According to Spencer, an executive order by the governor and additional action by the Legislature in response to the coronavirus pandemic requires the Office of the Registrar of Voters to make absentee ballots available to all of the roughly 1.2 million registered voters in the county.
In-person voting must still be available, though, and the county will operate 120 vote centers, beginning Oct. 31. The centers are analogous to polling stations.

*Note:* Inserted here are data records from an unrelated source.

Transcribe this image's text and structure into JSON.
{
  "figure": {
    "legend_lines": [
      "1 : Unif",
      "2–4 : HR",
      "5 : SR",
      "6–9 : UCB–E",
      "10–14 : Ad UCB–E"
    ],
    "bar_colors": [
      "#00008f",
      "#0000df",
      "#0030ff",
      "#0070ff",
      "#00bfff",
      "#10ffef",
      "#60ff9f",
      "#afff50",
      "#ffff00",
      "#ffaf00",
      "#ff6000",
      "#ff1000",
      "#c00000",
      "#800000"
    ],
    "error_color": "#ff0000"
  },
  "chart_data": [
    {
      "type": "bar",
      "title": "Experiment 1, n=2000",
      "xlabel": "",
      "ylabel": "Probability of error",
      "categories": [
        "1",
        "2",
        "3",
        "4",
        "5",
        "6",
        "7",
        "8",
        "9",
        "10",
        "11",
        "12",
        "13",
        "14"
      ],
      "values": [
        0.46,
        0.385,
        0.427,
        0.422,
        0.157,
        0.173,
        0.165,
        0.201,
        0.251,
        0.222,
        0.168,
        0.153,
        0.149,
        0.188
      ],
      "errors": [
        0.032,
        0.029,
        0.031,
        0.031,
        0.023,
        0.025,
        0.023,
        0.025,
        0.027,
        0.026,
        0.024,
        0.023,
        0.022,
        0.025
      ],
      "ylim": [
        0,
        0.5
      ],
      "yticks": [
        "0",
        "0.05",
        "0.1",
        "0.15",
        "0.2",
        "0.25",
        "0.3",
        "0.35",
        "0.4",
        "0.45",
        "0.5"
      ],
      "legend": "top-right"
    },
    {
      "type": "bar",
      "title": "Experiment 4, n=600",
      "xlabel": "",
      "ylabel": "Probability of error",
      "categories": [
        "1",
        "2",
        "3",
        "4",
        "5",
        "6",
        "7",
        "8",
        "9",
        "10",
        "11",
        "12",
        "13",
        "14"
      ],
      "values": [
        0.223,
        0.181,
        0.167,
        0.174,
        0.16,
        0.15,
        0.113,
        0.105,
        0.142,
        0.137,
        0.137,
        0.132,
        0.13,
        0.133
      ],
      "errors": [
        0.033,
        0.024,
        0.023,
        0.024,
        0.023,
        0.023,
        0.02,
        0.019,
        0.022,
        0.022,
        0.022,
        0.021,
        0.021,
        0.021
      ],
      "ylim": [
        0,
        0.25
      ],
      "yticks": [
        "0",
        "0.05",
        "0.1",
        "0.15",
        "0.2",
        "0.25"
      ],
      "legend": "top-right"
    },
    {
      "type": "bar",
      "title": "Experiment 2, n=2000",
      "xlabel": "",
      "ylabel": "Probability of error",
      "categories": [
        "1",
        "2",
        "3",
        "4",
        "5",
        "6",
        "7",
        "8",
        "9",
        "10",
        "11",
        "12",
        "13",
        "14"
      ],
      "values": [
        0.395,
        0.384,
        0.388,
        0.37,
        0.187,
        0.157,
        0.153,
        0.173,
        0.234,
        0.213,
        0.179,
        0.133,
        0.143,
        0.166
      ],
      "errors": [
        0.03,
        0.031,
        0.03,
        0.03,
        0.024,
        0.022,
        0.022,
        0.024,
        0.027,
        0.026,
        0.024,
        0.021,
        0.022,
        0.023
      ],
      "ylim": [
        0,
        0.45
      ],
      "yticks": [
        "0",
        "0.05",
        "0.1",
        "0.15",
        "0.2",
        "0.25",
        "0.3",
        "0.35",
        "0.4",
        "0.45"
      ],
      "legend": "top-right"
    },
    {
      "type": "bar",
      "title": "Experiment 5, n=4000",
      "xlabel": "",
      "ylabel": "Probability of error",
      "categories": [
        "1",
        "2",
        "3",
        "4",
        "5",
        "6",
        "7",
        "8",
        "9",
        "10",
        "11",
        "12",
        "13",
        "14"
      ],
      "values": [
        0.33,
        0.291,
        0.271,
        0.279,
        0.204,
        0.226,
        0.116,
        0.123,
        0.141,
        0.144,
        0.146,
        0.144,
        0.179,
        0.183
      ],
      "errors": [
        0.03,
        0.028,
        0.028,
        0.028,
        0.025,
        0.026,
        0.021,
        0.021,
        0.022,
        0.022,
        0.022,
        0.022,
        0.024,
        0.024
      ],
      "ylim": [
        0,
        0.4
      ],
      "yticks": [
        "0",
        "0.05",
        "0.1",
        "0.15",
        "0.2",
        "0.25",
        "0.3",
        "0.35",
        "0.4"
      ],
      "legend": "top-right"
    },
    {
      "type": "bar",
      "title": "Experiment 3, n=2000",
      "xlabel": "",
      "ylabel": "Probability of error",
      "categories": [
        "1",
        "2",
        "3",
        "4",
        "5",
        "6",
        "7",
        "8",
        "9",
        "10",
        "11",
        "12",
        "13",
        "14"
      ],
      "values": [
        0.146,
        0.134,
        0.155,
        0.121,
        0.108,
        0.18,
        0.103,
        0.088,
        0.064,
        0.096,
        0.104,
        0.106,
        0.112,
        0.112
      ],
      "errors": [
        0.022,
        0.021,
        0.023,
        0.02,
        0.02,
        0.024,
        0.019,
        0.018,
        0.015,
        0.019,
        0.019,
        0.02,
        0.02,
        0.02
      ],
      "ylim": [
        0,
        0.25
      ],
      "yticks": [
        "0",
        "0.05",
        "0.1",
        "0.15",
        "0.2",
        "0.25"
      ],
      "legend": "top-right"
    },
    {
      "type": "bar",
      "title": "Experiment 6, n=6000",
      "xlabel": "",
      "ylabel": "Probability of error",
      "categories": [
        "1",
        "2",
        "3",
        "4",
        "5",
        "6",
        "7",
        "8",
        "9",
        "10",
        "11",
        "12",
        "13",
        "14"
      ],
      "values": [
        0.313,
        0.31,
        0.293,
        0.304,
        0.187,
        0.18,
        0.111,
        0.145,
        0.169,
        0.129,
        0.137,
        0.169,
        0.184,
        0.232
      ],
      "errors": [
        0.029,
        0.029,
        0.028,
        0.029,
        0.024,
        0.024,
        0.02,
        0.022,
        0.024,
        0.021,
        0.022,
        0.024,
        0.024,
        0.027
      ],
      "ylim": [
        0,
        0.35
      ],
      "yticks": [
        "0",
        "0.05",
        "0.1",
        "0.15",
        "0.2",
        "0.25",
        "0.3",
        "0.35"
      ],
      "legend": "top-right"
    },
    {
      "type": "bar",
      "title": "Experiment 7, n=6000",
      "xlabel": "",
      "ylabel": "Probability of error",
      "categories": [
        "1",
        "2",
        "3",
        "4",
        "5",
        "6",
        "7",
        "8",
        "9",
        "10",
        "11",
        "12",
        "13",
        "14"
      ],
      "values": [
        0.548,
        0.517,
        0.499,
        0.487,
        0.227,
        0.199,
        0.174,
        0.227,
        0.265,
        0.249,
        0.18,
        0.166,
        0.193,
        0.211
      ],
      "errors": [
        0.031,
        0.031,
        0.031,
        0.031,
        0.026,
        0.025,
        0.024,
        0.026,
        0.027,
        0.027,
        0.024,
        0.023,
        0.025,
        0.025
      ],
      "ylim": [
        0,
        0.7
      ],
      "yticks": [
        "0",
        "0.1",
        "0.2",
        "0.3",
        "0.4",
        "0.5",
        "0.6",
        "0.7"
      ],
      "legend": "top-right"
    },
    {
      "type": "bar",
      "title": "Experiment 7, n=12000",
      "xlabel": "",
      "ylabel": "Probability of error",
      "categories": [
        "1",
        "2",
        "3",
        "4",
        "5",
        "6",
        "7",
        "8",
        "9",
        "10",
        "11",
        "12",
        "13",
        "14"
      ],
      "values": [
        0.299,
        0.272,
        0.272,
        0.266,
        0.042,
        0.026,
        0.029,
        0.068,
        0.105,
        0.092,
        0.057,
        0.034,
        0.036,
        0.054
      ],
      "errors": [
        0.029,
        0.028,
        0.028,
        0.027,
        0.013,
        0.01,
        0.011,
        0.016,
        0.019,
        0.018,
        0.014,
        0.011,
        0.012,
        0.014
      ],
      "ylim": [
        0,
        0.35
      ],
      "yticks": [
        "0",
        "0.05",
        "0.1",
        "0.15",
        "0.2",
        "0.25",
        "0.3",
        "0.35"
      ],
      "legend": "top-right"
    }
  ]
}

Additionally, 80 vote-by-mail ballot drop-off locations will be open three to four weeks ahead of election day, according to Spencer.
The drop-off sites include libraries, senior centers, community centers, municipal and county offices, where registrar staff will routinely retrieve ballots deposited into secure receptacles, Spencer said.
She said the California Secretary of State’s Office has established a new “ballot trax” system that allows voters to confirm that their mail-in ballots have been processed. More information will be available on the voting guides that the county will begin distributing via mail later this month. Absentee ballots will be sent starting Oct. 5, according to Spencer.
Because of the temporary regulatory changes under California’s state of emergency, Spencer said mail-in ballots will still be counted if they’re received within 17 days of election day. The previous deadline was three days after election day.
All ballots must be postmarked on or before Nov. 3, she said.